Quelle società in odore di ’ndrangheta. Finte assunzioni per frodare l’Inps

L’inchiesta L’operazione di polizia su persone vicine ai clan: i trucchi per la disoccupazione. Gli accusati di metodo mafioso fabbricano documentazione inesistente e incassano soldi facili

«Cugino, dobbiamo riprendere tutta la situazione delle buste paghe perché non risultano i contributi, quelli vecchi risultano fino a dicembre del 2019 e quindi si deve fare tutto il 2020 e poi tutto il 2021 perché poi, se ci licenziano, possiamo fare la domanda di disoccupazione».

Tra il rumore di una pistola che viene “scarrellata” e un affare di droga, nelle maglie delle intercettazioni sui gruppi in odor di crimine organizzato arrestati nelle scorse settimane dalla polizia di Como, ogni tanto si parlava di finanza. O, meglio, di come farsi beffe dei sistemi finanziari e, ovviamente, dello Stato. Con alcune società amministrate di fatto - secondo l’accusa - da personaggi indagati per reati commessi con l’aggravante del metodo mafioso, che venivano utilizzate per far soldi facili, attraverso scorciatoie illegali. Tra i tanti trucchi contestati, anche quello delle finte assunzioni per frodare l’Inps.

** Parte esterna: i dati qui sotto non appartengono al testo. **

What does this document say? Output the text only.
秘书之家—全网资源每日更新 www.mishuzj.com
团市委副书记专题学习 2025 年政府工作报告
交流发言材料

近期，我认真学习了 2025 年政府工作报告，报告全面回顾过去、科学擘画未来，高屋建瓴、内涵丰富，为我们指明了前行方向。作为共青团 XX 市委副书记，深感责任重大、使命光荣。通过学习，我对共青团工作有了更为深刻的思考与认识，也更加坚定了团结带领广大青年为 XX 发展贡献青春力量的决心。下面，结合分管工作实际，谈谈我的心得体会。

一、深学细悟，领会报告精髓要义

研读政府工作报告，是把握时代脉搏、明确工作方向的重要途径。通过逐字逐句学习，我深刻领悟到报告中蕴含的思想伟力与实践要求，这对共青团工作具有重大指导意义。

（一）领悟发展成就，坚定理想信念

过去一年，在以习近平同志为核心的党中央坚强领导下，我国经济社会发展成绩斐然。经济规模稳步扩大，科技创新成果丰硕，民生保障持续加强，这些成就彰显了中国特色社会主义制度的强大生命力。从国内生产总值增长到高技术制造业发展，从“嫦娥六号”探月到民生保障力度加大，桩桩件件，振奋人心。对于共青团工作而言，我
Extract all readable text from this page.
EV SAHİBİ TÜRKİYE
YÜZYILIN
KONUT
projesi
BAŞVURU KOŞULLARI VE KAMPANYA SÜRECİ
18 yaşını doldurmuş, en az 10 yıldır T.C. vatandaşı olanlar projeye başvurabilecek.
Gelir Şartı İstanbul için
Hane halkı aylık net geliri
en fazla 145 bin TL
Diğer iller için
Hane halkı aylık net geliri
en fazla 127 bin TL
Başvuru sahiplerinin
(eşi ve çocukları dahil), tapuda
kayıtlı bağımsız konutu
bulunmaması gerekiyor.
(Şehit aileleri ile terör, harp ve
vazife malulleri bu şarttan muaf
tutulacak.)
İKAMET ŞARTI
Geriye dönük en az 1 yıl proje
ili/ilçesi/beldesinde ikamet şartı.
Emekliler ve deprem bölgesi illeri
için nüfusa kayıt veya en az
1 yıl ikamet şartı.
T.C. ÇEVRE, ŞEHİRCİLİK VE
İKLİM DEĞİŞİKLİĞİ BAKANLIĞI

I personaggi al centro di questi giri sono, stando alle carte dell’accusa, Marco Bono, 49 anni, originario di Rosarno, imparentato con la famiglia Pesce - dell’omonima cosca - e residente a Cadorago, insieme ai soci Giovanni Pirrottina e il figlio Giacomo, residenti a Ponsacco ma che ogni weekend tornano in Brianza.

Gli investigatori lo scrivono nero su bianco: «È stato ampiamente documentato il coinvolgimento di alcuni indagati in false assunzioni a danno Inps, allo scopo di appropriarsi indebitamente dell’indennità di disoccupazione».

«Ti pago, mi assumi»

Ad esempio, nel corso delle intercettazioni è emerso il ruolo della Forom srl, la stessa società accusata di aver tentato di frodare quasi 700mila euro con il fondo per le Pmi. Nel corso di una chiacchiera, ad esempio, vengono sintetizzati i costi da sostenere, per poter procedere alla finta assunzione: «300 euro per l’assunzione e 500 euro al mese, al momento del ritiro della busta paga». Poi un anno di disoccupazione pagata dallo Stato.

Un ruolo di rilevanza in questa dinamica, secondo i detective della squadra mobile di Como e dello Sco di Roma è stato svolto dalla società B.P. Group di Marco Bono. Le cui false assunzioni non servivano solo per poter poi accedere alla disoccupazione, ma anche «per documentare a società finanziarie l’impiego di risorse e indurle a concedere prestiti».

Un finto reddito per il mutuo

Lo spiega molto bene Giovanni Pirrottina viene intercettato mentre parla all’amico Mario: «Potremmo potrebbero procedere alla tua assunzione fittizia». In questo modo lui avrebbe la possibilità di documentare un impiego e così “gonfiare” la dichiarazione dei redditi e fingersi titolare di una seconda attività come “procacciatore” d’affari, attività in realtà mai esercitata, in modo da consentirgli di ottenere subito il finanziamento fino a 30mila euro.

Un vortice che dimostra come la criminalità organizzata stia sempre più puntando sul mondo economico e societario, infilandosi nelle pieghe delle normative per ottenere soldi facili producendo documenti falsi attraverso a ditte di fatto fantasma.